Aquél, respondiendo, dijo: Amarás al Señor tu Dios con todo tu corazón, y con toda tu alma, y con todas tus fuerzas, y con toda tu mente; y a tu prójimo como a ti mismo.  Lucas 10:27

 

 La Palabra de Dios nos ordena que debemos ser siervos en todo el sentido del término; es decir que debemos estar dispuestos a cumplir los deseos, requerimientos, mandatos de nuestro Señor aun cuando estos no estén en línea con nuestros propios deseos o planes.  Y que debemos hacerlo en el momento en el que nuestro Señor nos lo indique o pida. 

 

 Pero te has puesto a pensar si realmente estas cumpliendo con dicho mandato?
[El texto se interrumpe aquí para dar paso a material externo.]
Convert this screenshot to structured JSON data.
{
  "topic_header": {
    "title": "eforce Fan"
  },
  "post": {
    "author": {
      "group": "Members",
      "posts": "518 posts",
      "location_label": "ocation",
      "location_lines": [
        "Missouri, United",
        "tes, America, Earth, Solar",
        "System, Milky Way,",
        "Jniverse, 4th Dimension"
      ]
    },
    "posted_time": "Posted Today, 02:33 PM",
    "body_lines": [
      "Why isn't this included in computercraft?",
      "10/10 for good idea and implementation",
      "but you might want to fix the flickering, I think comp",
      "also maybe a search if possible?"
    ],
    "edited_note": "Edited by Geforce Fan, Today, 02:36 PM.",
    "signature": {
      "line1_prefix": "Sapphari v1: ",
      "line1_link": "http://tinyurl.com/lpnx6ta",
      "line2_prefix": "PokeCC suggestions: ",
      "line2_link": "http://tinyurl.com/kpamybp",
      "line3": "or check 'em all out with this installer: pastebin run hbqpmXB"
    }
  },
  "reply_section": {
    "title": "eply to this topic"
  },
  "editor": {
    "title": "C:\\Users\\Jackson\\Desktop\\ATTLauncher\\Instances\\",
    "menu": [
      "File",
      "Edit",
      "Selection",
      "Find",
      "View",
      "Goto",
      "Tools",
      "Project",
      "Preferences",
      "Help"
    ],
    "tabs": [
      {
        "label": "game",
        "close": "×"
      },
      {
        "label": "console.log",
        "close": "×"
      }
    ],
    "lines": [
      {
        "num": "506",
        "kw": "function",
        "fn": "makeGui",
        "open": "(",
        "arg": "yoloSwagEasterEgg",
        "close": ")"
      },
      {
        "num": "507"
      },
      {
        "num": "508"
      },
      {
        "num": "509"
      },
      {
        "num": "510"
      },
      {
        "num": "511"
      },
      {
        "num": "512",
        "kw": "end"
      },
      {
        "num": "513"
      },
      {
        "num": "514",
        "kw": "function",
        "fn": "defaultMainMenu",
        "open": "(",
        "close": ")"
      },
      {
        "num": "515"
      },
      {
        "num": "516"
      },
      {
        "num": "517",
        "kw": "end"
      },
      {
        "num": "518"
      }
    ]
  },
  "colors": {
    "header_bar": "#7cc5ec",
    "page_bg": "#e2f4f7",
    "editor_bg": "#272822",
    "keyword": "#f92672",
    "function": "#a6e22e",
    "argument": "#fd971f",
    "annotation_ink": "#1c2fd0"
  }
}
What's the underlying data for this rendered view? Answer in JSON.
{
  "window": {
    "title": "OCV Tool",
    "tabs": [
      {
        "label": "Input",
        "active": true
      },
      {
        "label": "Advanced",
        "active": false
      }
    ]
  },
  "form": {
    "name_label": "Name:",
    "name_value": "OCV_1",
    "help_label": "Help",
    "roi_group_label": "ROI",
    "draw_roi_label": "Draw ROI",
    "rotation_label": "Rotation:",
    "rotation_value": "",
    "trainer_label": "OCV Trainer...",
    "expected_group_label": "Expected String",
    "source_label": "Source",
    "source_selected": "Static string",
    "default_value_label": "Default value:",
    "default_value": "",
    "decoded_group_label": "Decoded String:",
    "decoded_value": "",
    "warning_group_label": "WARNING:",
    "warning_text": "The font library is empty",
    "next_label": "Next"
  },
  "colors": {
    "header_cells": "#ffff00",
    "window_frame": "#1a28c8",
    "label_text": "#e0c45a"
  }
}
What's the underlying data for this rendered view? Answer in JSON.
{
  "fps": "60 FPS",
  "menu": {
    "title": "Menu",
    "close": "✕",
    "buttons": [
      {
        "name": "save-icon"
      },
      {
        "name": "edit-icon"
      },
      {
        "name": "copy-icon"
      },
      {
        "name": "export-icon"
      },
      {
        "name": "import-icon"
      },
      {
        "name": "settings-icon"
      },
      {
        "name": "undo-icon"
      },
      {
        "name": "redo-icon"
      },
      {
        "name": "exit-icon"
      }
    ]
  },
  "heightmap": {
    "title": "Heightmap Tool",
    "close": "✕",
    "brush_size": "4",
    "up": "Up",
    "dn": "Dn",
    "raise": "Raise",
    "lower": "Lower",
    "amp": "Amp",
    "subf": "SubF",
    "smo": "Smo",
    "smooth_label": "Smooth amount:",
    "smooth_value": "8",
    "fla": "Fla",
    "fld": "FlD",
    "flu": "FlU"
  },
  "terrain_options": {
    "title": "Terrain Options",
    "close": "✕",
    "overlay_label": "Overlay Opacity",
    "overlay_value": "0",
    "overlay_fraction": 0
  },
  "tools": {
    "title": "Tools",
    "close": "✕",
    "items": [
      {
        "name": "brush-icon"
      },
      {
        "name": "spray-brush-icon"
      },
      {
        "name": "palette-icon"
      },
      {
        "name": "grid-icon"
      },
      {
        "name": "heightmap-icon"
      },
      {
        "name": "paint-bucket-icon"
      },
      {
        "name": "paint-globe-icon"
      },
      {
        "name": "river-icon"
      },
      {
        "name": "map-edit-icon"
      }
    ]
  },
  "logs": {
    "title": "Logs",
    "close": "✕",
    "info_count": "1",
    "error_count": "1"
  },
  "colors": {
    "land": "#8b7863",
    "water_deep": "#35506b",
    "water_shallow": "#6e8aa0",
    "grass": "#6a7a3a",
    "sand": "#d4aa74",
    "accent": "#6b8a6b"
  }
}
Al analizarlo me he dado cuenta, cada vez más, que aún no lo estoy haciendo; al reflexionar me doy cuenta que sigo en la mayoría de las situaciones poniendo prioridad a mis deseos, necesidades o tiempos por encima de los mi Señor.

 

 Cuando un hermano te pide algo de tu tiempo es porque posiblemente tu eres el apoyo que Dios desea para él en esa situación difícil que pueda estar pasando, es porque ese hermano necesita un hombro para llorar, una palmada en la espalda, un consejo según la voluntad de Dios, un amigo con quien compartir, un hermano al cual pedir apoyo en oración.  Estas dispuesto a apoyarle incondicionalmente? Realmente estas mostrando ese amor que Dios nos manda con nuestro prójimo, dejando tus cosas a un lado para dar prioridad a tu hermano y al mandato de Dios?

 

 Santo Dios, ayúdame a despojarme de los deseos de mi carne y a estar disponible para aquel prójimo que pones en mi camino y al cual debo servir conforme a tu voluntad.